Stuttgart - Fast jeder kennt die beiden Gebäude in der Nähe des Charlottenplatzes: Man fährt direkt auf sie zu, wenn man die Hohenheimer Straße herabkommt. Die meisten beachten die grauen Betongebäude zwischen Alexander- und Blumenstraße nicht, und jene, die es tun, sagen oft: „Wie hässlich!“ Aber weit gefehlt – die Bauten an der Charlottenstraße 29 und 31 stehen seit Langem unter Denkmalschutz. Niemand Geringerer als Rolf Gutbrod (Architekt der Liederhalle) und Paul Stohrer (Architekt des Rathauses) haben sie zwischen 1949 und 1955 gebaut. Derzeit fällt vor allem auf, dass die Häuser fast ganz leer stehen; auch der Antiquitätenhändler im Erdgeschoss ist ausgezogen. Tatsächlich steht eine neue Ära der Gebäude bevor.

 

Die älteren Stuttgarter wissen noch, dass in dem sogenannten Loba-Haus lange Zeit die Süddeutsche Holzberufsgenossenschaft ihre Geschäftsräume hatte. Die Genossenschaft hatte Gutbrod 1949 beauftragt, das linke Gebäude zu errichten. Es sei eines der ersten Bürogebäude in der Innenstadt gewesen, sagt Ellen Pietrus, die Leiterin der Stuttgarter Denkmalbehörde, und Gutbrod habe sich damit ganz von der Vorkriegsarchitektur abgewandt: „Es wirkt leicht und modern – und die Stuttgarter damals empfanden das Haus als Knaller.“

Elf Gebäude in der City aus der Nachkriegszeit sind geschützt

Vier Jahre später erweiterte die Berufsgenossenschaft, nun erhielt Paul Stohrer den Auftrag. Dieses zweite Gebäude, das einen gemeinsamen Eingang mit dem ersten besitzt, sei als Kulturdenkmal nicht ganz so wertvoll, sagt Pietrus, aber als kaum veränderter früher Nachkriegsbau sei er schützenswert. Ralf Schoch, der einer der letzten Mieter im Haus und selbst Architekt ist, spricht davon, dass das Gutbrod-Gebäude zum Prototyp für die Nachkriegsarchitektur in Stuttgart geworden sei.

Weitere Kriterien für die Denkmalwürdigkeit waren 1987 bei der Aufnahme in die Stuttgarter Liste: die Häuser sind mit Stahlskelettbeton errichtet worden, sie haben Vorhangfassaden, die Fenster können außen mit Stoffmarkisen abgeschattet werden, und die Brüstungen sind mit Welleternit verkleidet – all das war damals neuartig.

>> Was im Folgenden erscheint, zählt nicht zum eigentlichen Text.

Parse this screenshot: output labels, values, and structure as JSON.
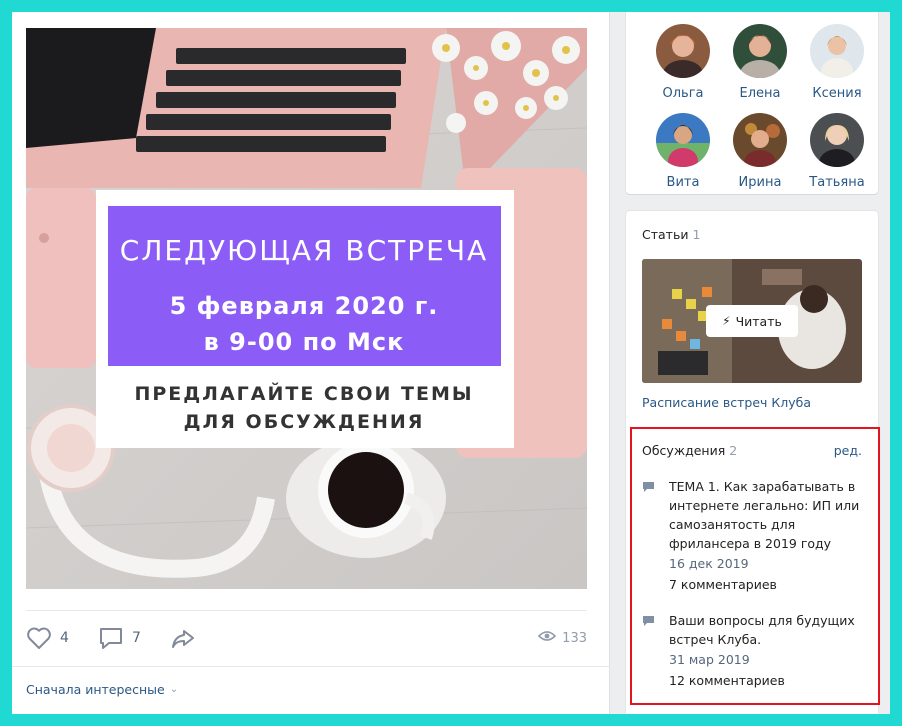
{
  "post": {
    "image_text": {
      "headline": "СЛЕДУЮЩАЯ ВСТРЕЧА",
      "date_line": "5 февраля 2020 г.",
      "time_line": "в 9-00 по Мск",
      "cta_line1": "ПРЕДЛАГАЙТЕ СВОИ ТЕМЫ",
      "cta_line2": "ДЛЯ ОБСУЖДЕНИЯ"
    },
    "likes": "4",
    "comments": "7",
    "views": "133",
    "sort_label": "Сначала интересные"
  },
  "members": [
    {
      "name": "Ольга"
    },
    {
      "name": "Елена"
    },
    {
      "name": "Ксения"
    },
    {
      "name": "Вита"
    },
    {
      "name": "Ирина"
    },
    {
      "name": "Татьяна"
    }
  ],
  "articles": {
    "label": "Статьи",
    "count": "1",
    "read_label": "Читать",
    "item_title": "Расписание встреч Клуба"
  },
  "discussions": {
    "label": "Обсуждения",
    "count": "2",
    "edit_label": "ред.",
    "topics": [
      {
        "title": "ТЕМА 1. Как зарабатывать в интернете легально: ИП или самозанятость для фрилансера в 2019 году",
        "date": "16 дек 2019",
        "comments": "7 комментариев"
      },
      {
        "title": "Ваши вопросы для будущих встреч Клуба.",
        "date": "31 мар 2019",
        "comments": "12 комментариев"
      }
    ]
  },
  "colors": {
    "accent_link": "#2a5885",
    "highlight_border": "#e4141f",
    "banner_purple": "#8b5cf6",
    "outer_background": "#20d9d2"
  }
}
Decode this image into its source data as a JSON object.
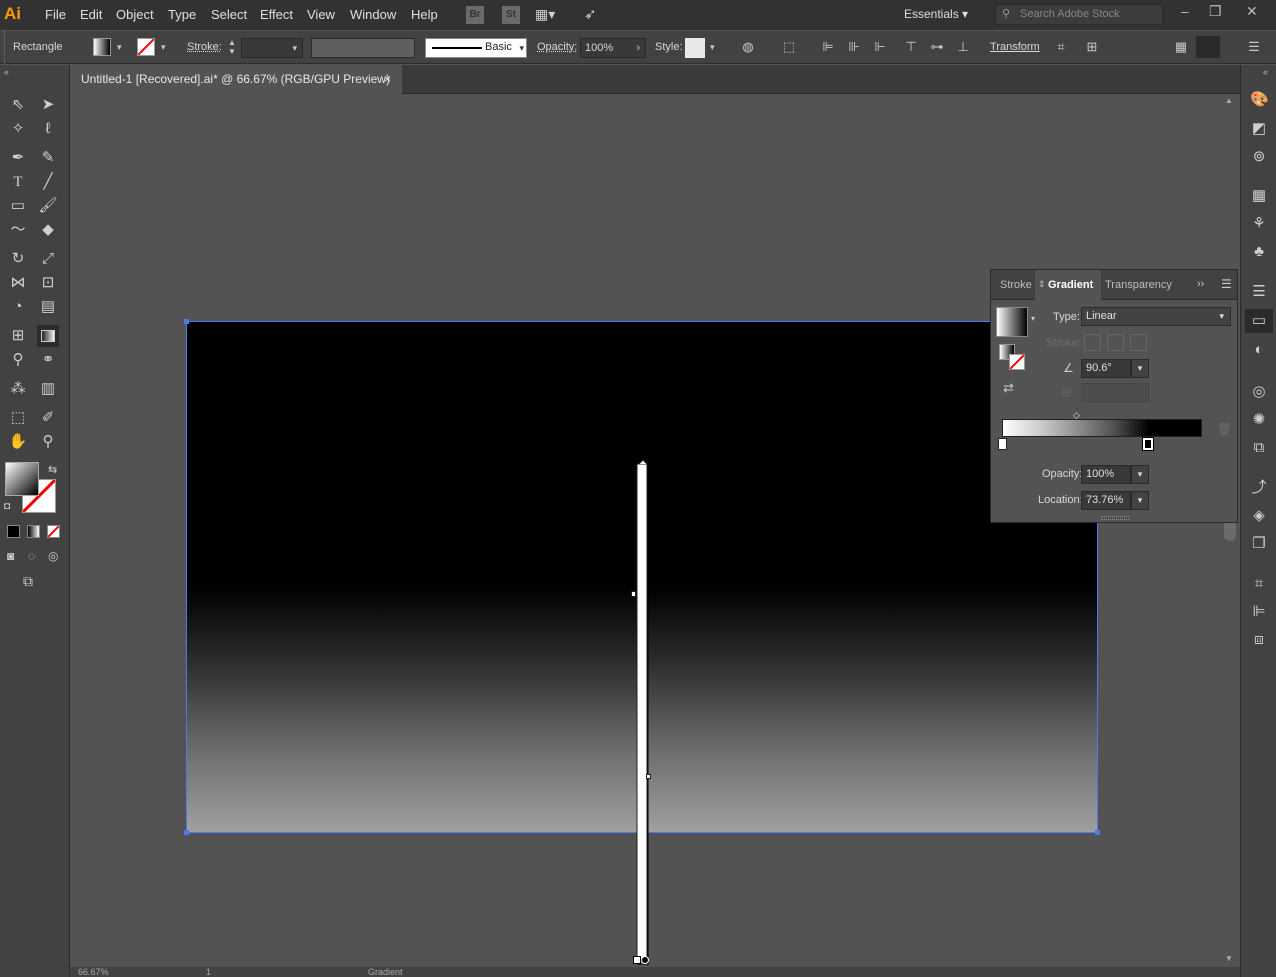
{
  "app": {
    "logo": "Ai",
    "menu": [
      "File",
      "Edit",
      "Object",
      "Type",
      "Select",
      "Effect",
      "View",
      "Window",
      "Help"
    ],
    "bridge_icon": "Br",
    "stock_icon": "St",
    "workspace": "Essentials",
    "search_placeholder": "Search Adobe Stock"
  },
  "control_bar": {
    "selection_type": "Rectangle",
    "stroke_label": "Stroke:",
    "brush_label": "Basic",
    "opacity_label": "Opacity:",
    "opacity_value": "100%",
    "style_label": "Style:",
    "transform_label": "Transform"
  },
  "document": {
    "tab_title": "Untitled-1 [Recovered].ai* @ 66.67% (RGB/GPU Preview)",
    "close_glyph": "×"
  },
  "gradient_panel": {
    "tabs": [
      "Stroke",
      "Gradient",
      "Transparency"
    ],
    "active_tab": "Gradient",
    "type_label": "Type:",
    "type_value": "Linear",
    "stroke_label": "Stroke:",
    "angle_value": "90.6°",
    "opacity_label": "Opacity:",
    "opacity_value": "100%",
    "location_label": "Location:",
    "location_value": "73.76%",
    "gradient_stops": [
      {
        "color": "#ffffff",
        "location": 0
      },
      {
        "color": "#000000",
        "location": 73.76
      }
    ]
  },
  "status_bar": {
    "zoom": "66.67%",
    "artboard_number": "1",
    "active_tool": "Gradient"
  },
  "colors": {
    "selection_blue": "#4b7bec",
    "brand_orange": "#ff9a00"
  }
}
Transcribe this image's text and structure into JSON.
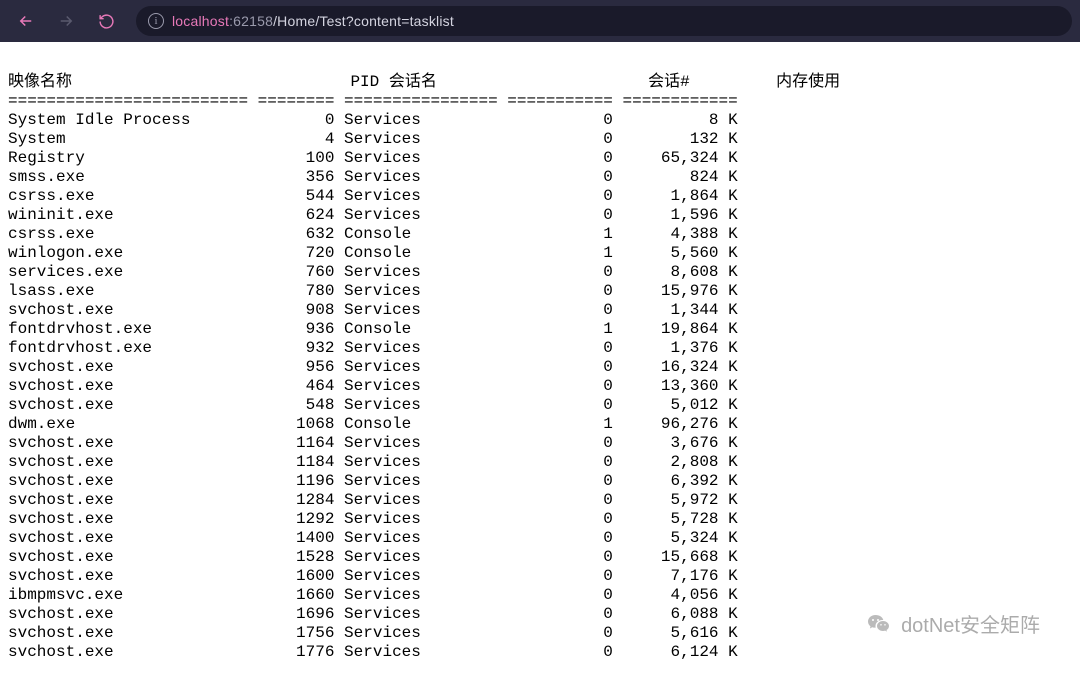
{
  "browser": {
    "url_host": "localhost",
    "url_port": ":62158",
    "url_path": "/Home/Test?content=tasklist",
    "info_glyph": "i"
  },
  "headers": {
    "image_name": "映像名称",
    "pid": "PID",
    "session_name": "会话名",
    "session_num": "会话#",
    "mem_usage": "内存使用"
  },
  "separator": {
    "image_name": "=========================",
    "pid": "========",
    "session_name": "================",
    "session_num": "===========",
    "mem_usage": "============"
  },
  "processes": [
    {
      "name": "System Idle Process",
      "pid": 0,
      "session": "Services",
      "snum": 0,
      "mem": "8 K"
    },
    {
      "name": "System",
      "pid": 4,
      "session": "Services",
      "snum": 0,
      "mem": "132 K"
    },
    {
      "name": "Registry",
      "pid": 100,
      "session": "Services",
      "snum": 0,
      "mem": "65,324 K"
    },
    {
      "name": "smss.exe",
      "pid": 356,
      "session": "Services",
      "snum": 0,
      "mem": "824 K"
    },
    {
      "name": "csrss.exe",
      "pid": 544,
      "session": "Services",
      "snum": 0,
      "mem": "1,864 K"
    },
    {
      "name": "wininit.exe",
      "pid": 624,
      "session": "Services",
      "snum": 0,
      "mem": "1,596 K"
    },
    {
      "name": "csrss.exe",
      "pid": 632,
      "session": "Console",
      "snum": 1,
      "mem": "4,388 K"
    },
    {
      "name": "winlogon.exe",
      "pid": 720,
      "session": "Console",
      "snum": 1,
      "mem": "5,560 K"
    },
    {
      "name": "services.exe",
      "pid": 760,
      "session": "Services",
      "snum": 0,
      "mem": "8,608 K"
    },
    {
      "name": "lsass.exe",
      "pid": 780,
      "session": "Services",
      "snum": 0,
      "mem": "15,976 K"
    },
    {
      "name": "svchost.exe",
      "pid": 908,
      "session": "Services",
      "snum": 0,
      "mem": "1,344 K"
    },
    {
      "name": "fontdrvhost.exe",
      "pid": 936,
      "session": "Console",
      "snum": 1,
      "mem": "19,864 K"
    },
    {
      "name": "fontdrvhost.exe",
      "pid": 932,
      "session": "Services",
      "snum": 0,
      "mem": "1,376 K"
    },
    {
      "name": "svchost.exe",
      "pid": 956,
      "session": "Services",
      "snum": 0,
      "mem": "16,324 K"
    },
    {
      "name": "svchost.exe",
      "pid": 464,
      "session": "Services",
      "snum": 0,
      "mem": "13,360 K"
    },
    {
      "name": "svchost.exe",
      "pid": 548,
      "session": "Services",
      "snum": 0,
      "mem": "5,012 K"
    },
    {
      "name": "dwm.exe",
      "pid": 1068,
      "session": "Console",
      "snum": 1,
      "mem": "96,276 K"
    },
    {
      "name": "svchost.exe",
      "pid": 1164,
      "session": "Services",
      "snum": 0,
      "mem": "3,676 K"
    },
    {
      "name": "svchost.exe",
      "pid": 1184,
      "session": "Services",
      "snum": 0,
      "mem": "2,808 K"
    },
    {
      "name": "svchost.exe",
      "pid": 1196,
      "session": "Services",
      "snum": 0,
      "mem": "6,392 K"
    },
    {
      "name": "svchost.exe",
      "pid": 1284,
      "session": "Services",
      "snum": 0,
      "mem": "5,972 K"
    },
    {
      "name": "svchost.exe",
      "pid": 1292,
      "session": "Services",
      "snum": 0,
      "mem": "5,728 K"
    },
    {
      "name": "svchost.exe",
      "pid": 1400,
      "session": "Services",
      "snum": 0,
      "mem": "5,324 K"
    },
    {
      "name": "svchost.exe",
      "pid": 1528,
      "session": "Services",
      "snum": 0,
      "mem": "15,668 K"
    },
    {
      "name": "svchost.exe",
      "pid": 1600,
      "session": "Services",
      "snum": 0,
      "mem": "7,176 K"
    },
    {
      "name": "ibmpmsvc.exe",
      "pid": 1660,
      "session": "Services",
      "snum": 0,
      "mem": "4,056 K"
    },
    {
      "name": "svchost.exe",
      "pid": 1696,
      "session": "Services",
      "snum": 0,
      "mem": "6,088 K"
    },
    {
      "name": "svchost.exe",
      "pid": 1756,
      "session": "Services",
      "snum": 0,
      "mem": "5,616 K"
    },
    {
      "name": "svchost.exe",
      "pid": 1776,
      "session": "Services",
      "snum": 0,
      "mem": "6,124 K"
    }
  ],
  "watermark": {
    "text": "dotNet安全矩阵"
  }
}
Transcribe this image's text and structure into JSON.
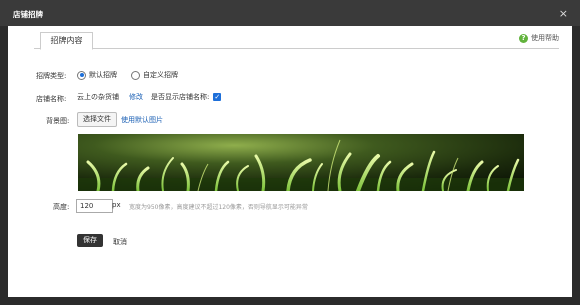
{
  "window": {
    "title": "店铺招牌",
    "close": "×"
  },
  "tab": {
    "label": "招牌内容"
  },
  "help": {
    "label": "使用帮助",
    "icon": "?"
  },
  "form": {
    "type_label": "招牌类型:",
    "type_options": [
      "默认招牌",
      "自定义招牌"
    ],
    "type_selected": "默认招牌",
    "name_label": "店铺名称:",
    "name_value": "云上の杂货铺",
    "name_edit": "修改",
    "show_name_label": "是否显示店铺名称:",
    "show_name_checked": true,
    "bg_label": "背景图:",
    "choose_file": "选择文件",
    "use_default": "使用默认图片",
    "height_label": "高度:",
    "height_value": "120",
    "height_unit": "px",
    "height_hint": "宽度为950像素，高度建议不超过120像素，否则导航显示可能异常"
  },
  "actions": {
    "save": "保存",
    "cancel": "取消"
  }
}
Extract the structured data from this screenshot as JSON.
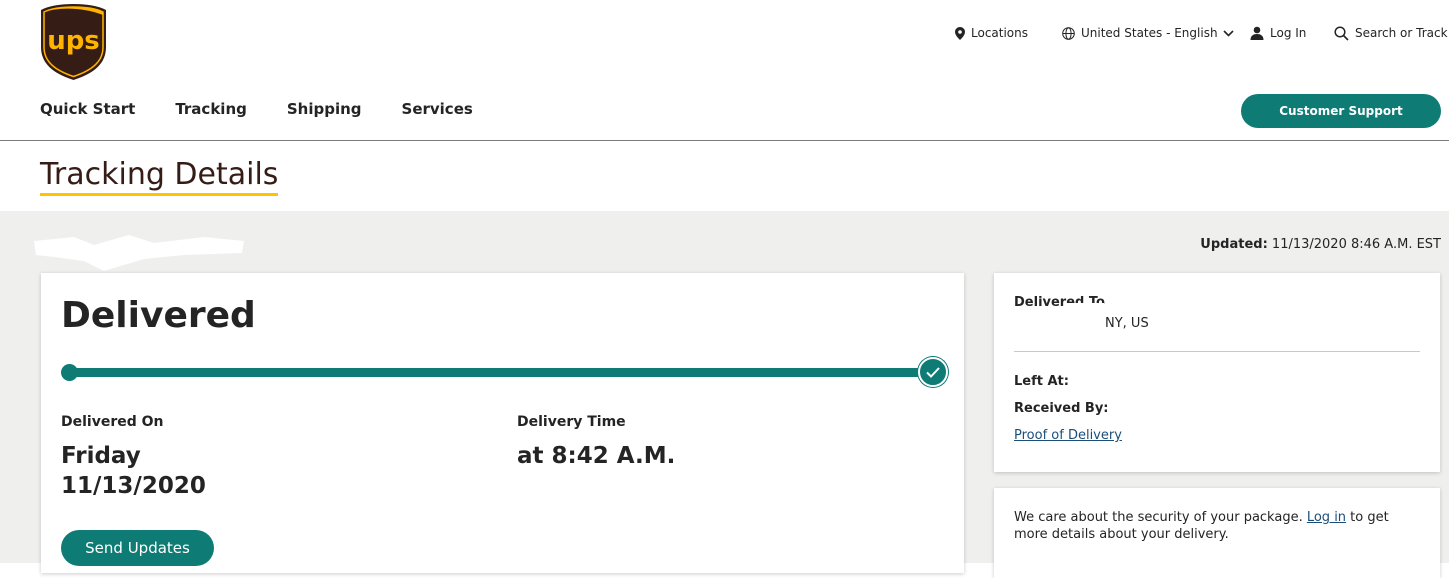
{
  "brand": {
    "logo_text": "ups",
    "brand_color": "#351c15",
    "accent_color": "#ffc400",
    "teal": "#0e7c75"
  },
  "utility_nav": {
    "locations": "Locations",
    "language": "United States - English",
    "login": "Log In",
    "search": "Search or Track"
  },
  "main_nav": {
    "items": [
      "Quick Start",
      "Tracking",
      "Shipping",
      "Services"
    ],
    "support_button": "Customer Support"
  },
  "page": {
    "title": "Tracking Details"
  },
  "updated": {
    "label": "Updated:",
    "value": "11/13/2020 8:46 A.M. EST"
  },
  "status": {
    "title": "Delivered",
    "progress": 1.0,
    "delivered_on_label": "Delivered On",
    "delivered_day": "Friday",
    "delivered_date": "11/13/2020",
    "delivery_time_label": "Delivery Time",
    "delivery_time": "at 8:42 A.M.",
    "send_updates": "Send Updates"
  },
  "delivery_info": {
    "delivered_to_label": "Delivered To",
    "address": "NY, US",
    "left_at_label": "Left At:",
    "received_by_label": "Received By:",
    "proof_link": "Proof of Delivery"
  },
  "security": {
    "text_before": "We care about the security of your package. ",
    "login_link": "Log in",
    "text_after": " to get more details about your delivery."
  }
}
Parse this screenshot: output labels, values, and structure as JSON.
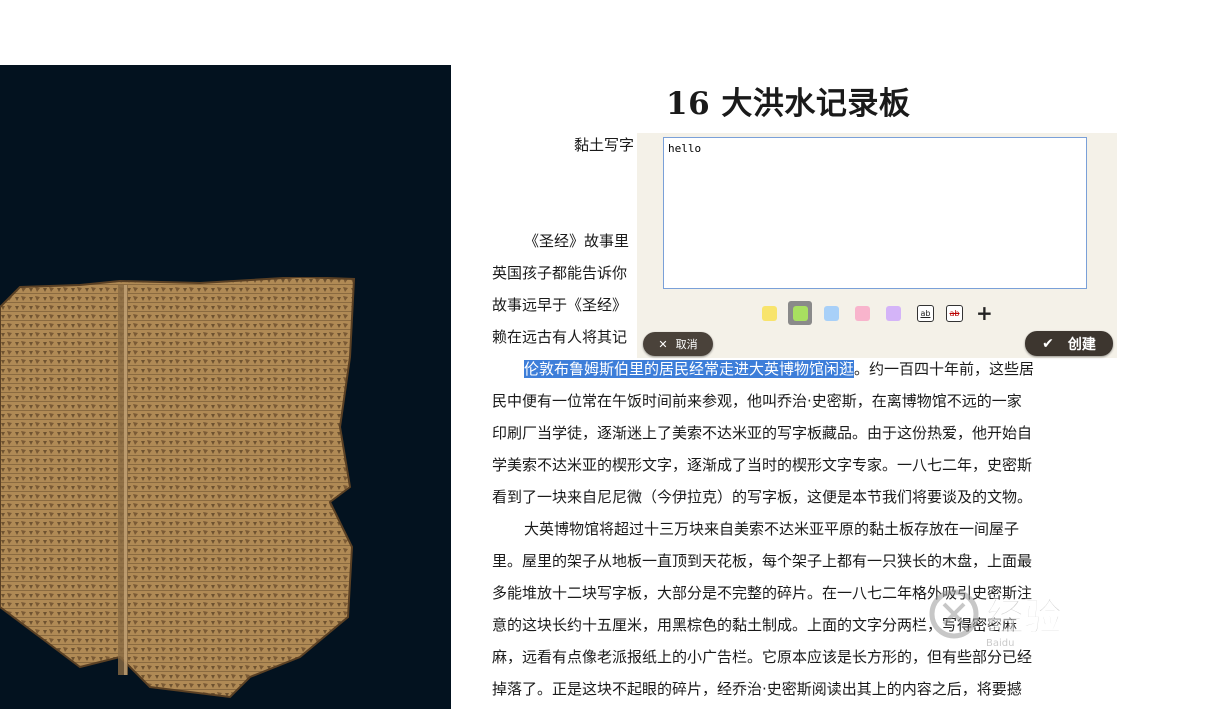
{
  "article": {
    "title": "16 大洪水记录板",
    "caption": "黏土写字",
    "para1_lines": [
      "《圣经》故事里",
      "英国孩子都能告诉你",
      "故事远早于《圣经》",
      "赖在远古有人将其记"
    ],
    "para2": {
      "highlighted": "伦敦布鲁姆斯伯里的居民经常走进大英博物馆闲逛",
      "line1_rest": "。约一百四十年前，这些居",
      "lines": [
        "民中便有一位常在午饭时间前来参观，他叫乔治·史密斯，在离博物馆不远的一家",
        "印刷厂当学徒，逐渐迷上了美索不达米亚的写字板藏品。由于这份热爱，他开始自",
        "学美索不达米亚的楔形文字，逐渐成了当时的楔形文字专家。一八七二年，史密斯",
        "看到了一块来自尼尼微（今伊拉克）的写字板，这便是本节我们将要谈及的文物。"
      ]
    },
    "para3_lines": [
      "大英博物馆将超过十三万块来自美索不达米亚平原的黏土板存放在一间屋子",
      "里。屋里的架子从地板一直顶到天花板，每个架子上都有一只狭长的木盘，上面最",
      "多能堆放十二块写字板，大部分是不完整的碎片。在一八七二年格外吸引史密斯注",
      "意的这块长约十五厘米，用黑棕色的黏土制成。上面的文字分两栏，写得密密麻",
      "麻，远看有点像老派报纸上的小广告栏。它原本应该是长方形的，但有些部分已经",
      "掉落了。正是这块不起眼的碎片，经乔治·史密斯阅读出其上的内容之后，将要撼"
    ]
  },
  "note_popup": {
    "text": "hello",
    "colors": [
      {
        "name": "yellow",
        "hex": "#f8e46c"
      },
      {
        "name": "green",
        "hex": "#a8e060"
      },
      {
        "name": "blue",
        "hex": "#a8d0f8"
      },
      {
        "name": "pink",
        "hex": "#f8b4cc"
      },
      {
        "name": "purple",
        "hex": "#d4b4f8"
      }
    ],
    "selected_color": "green",
    "underline_label": "ab",
    "strike_label": "ab",
    "cancel_label": "取消",
    "create_label": "创建"
  },
  "watermark": {
    "text": "经验",
    "brand": "Baidu"
  }
}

Ein Denkmal? Die Meinungen gehen oft auseinander

Ob die zwei Gebäudeteile aber wirklich zusammenpassen, darüber sind sich auch die Architekturhistoriker nicht einig. Und ob die Gebäude überhaupt des Denkmalschutzes würdig sind, darüber dürften in der Bevölkerung die Meinungen sowieso weit auseinandergehen. Insgesamt finden sich jedoch für die Innenstadt (Bezirk S-Mitte) nur elf Gebäude aus der Zeit zwischen 1945 und 1960 in der Denkmalliste. Neben diesen zwei Gebäuden handelt es sich um fünf weitere Bürohäuser (Dorotheenstraße 2, Jägerstraße 26, Königstraße 34, Urbanstraße 28 sowie der Königin-Olga-Bau an der Königstraße 9), zudem die Liederhalle, der Landtag, das Kleine Haus und das ehemalige Generalkonsulat der USA an der Urbanstraße.

Unterm Strich kann man also nicht davon reden, dass immens viele Häuser aus der damaligen Zeit geschützt worden seien. Den Denkmalschützern geht es grundsätzlich darum, die typische oder herausragende Architektur einer Epoche für die Nachwelt zu erhalten – ob die Gebäude schön sind, ein sowieso kaum zu definierender und immer vom Zeitgeist abhängiger Wert, spielt eine nachrangige Rolle. Für die 1960er und 1970er Jahre laufen die Prüfungen gerade. Bisher sind vier außergewöhnliche Wohnquartiere zum Kulturdenkmal erklärt worden.

Entscheidung über die neue Nutzung steht wohl kurz bevor

Aber nun zur Zukunft der Häuser an der Charlottenstraße: sie waren im Besitz des Investmentfonds Tyler mit Sitz in Luxemburg und wurden jüngst an einen großen Projektentwickler verkauft, der auch eine Niederlassung in Stuttgart hat. Dort will man sich derzeit zu den Plänen nicht äußern; wie man hört, laufen aber intensive Gespräche. Es herrscht aber Einverständnis darin, dass die Gebäude saniert werden und dass mit großer Rücksicht auf den Denkmalschutz saniert werden soll.

Ellen Pietrus äußert sich überaus positiv über den Besitzer: Es sei eine große Offenheit da, selbst bei schwierigen Fragen. So müsse auf eine moderne Wärmedämmung weitgehend verzichtet werden, weil sonst die Fassade ihren historischen Charakter verlöre. Und auch der Grundriss mit den teils kleinen Zimmern und den niedrigen Decken sollte erhalten bleiben, was die Möglichkeiten einer künftigen Nutzung verringert. Anscheinend verspricht man sich dennoch genügend wirtschaftliches Potenzial – und das ist durchaus nicht der Regelfall, wie man an der früheren IBM-Zentrale in Vaihingen sieht, die der Investor am liebsten abreißen würde. Von Dritten hört man immer wieder, ein Studentenwohnheim könnte für die Charlottenstraße eine interessante Option sein.

Der Projektentwickler braucht nun aber zunächst einen künftigen Nutzer, der die Gebäude auch kaufen will. Erst dann werden endgültige Entscheidungen fallen.